To tell a clear story, achieve a goal or effectively solve a problem, you have to be able to prioritize what data is actually important. Or you may end up measuring what doesn’t matter, just because you can.

Identifying the Right Data

Which data you pay attention to should depend on what you’re trying to achieve. What’s your end goal? And what are your targets — how will you know you’ve succeeded? For example, generating brand awareness would require paying attention to different metrics (or ‘Key Performance Indicators’) than generating conversions.

And what’s the true value of a metric? What’s its overall impact on the bottom line? Does it impact immediate goals, or long-term goals?

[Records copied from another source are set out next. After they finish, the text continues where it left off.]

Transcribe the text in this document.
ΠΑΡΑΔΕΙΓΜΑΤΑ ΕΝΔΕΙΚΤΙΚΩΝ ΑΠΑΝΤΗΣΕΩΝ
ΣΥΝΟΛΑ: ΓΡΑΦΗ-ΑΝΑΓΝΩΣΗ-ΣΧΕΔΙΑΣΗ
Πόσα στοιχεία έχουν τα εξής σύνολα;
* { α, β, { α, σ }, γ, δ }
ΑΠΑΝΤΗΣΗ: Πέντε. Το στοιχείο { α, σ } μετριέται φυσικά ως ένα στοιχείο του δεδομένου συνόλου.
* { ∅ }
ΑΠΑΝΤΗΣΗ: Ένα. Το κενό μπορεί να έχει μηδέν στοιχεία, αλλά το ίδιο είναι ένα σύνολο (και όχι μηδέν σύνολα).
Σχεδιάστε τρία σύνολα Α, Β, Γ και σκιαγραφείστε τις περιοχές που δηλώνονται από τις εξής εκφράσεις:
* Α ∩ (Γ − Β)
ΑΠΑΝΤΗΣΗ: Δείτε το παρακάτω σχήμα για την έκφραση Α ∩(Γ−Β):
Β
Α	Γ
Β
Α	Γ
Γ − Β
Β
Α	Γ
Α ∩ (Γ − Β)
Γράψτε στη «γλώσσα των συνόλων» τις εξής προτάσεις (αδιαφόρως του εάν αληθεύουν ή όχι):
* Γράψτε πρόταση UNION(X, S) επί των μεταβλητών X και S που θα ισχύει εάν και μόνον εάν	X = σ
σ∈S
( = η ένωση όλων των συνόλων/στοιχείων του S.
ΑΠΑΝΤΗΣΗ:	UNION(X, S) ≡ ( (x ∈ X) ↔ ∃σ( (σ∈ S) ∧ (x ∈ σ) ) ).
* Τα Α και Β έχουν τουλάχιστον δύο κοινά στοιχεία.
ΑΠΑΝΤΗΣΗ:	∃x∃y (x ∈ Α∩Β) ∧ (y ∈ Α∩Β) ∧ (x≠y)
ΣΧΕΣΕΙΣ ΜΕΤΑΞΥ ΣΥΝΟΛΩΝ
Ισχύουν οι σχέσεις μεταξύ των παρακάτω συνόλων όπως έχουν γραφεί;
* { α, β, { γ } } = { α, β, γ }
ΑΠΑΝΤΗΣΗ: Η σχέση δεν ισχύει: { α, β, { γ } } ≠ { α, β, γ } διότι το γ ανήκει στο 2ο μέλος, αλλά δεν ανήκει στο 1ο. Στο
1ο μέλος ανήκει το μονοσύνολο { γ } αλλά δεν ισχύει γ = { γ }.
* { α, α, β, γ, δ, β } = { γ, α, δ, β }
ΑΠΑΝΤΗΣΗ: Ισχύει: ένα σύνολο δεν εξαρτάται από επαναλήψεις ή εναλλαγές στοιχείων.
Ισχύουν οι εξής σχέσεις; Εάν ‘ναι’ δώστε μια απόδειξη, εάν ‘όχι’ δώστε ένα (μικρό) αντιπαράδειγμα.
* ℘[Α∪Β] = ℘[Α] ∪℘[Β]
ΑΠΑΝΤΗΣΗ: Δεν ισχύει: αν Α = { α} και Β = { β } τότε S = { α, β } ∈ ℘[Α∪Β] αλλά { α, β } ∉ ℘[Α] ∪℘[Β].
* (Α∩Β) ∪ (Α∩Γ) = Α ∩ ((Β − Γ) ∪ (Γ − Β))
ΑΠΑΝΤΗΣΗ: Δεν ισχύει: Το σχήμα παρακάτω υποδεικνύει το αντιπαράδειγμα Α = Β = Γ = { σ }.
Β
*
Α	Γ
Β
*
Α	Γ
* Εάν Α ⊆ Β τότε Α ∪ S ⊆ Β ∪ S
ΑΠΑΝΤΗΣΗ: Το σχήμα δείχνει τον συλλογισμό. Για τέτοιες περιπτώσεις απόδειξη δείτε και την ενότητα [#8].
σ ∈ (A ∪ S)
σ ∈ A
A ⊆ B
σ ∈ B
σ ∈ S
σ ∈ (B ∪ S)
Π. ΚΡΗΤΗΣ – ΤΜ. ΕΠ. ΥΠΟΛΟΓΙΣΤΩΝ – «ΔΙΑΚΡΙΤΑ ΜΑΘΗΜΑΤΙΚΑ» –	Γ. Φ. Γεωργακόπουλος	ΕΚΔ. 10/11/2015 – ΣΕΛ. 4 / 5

Different goals and timelines determine which data is more or less valuable to you today.

Data and Decision Making

Analyzing just a few of the most meaningful metrics provides clarity and prevents data overload. If you’re trying to solve a particular problem, what information is actually important? What metrics are actually useful for decision makers? If you want to make everyone’s lives easier, (and maybe win some points with coworkers), isolate only the data they need.

For instance, the person managing a campaign may need to understand more tactical metrics, while the CMO needs to see the bigger picture. One useful way to think about it: If the data changed dramatically, would it have a significant impact on the next big decision? If the answer’s no, leave it out.

Relying Too Much on Data

Data alone doesn’t always tell the whole story. Interpretations can be skewed by biases or assumptions, leading to bad decisions or limiting your options.

Take this common scenario: A website visitor spends a lot of time on a particular page. Maybe they find that content relevant and helpful. Or maybe they’re struggling to find the information they need.

How do you know? Assumptions about data should be tempered with other factors, like past experience, market research, or road testing your hypothesis in the real world. Qualitative and quantitative data go hand in hand, giving you a clearer, more nuanced understanding of the situation.

Data is an important tool, when used wisely. No doubt about it. But too much data, or the wrong data, can cloud decision making and hide actionable insights. Take some time to think about what’s important, why, and for whom. When it comes to data, the simpler it is, the better.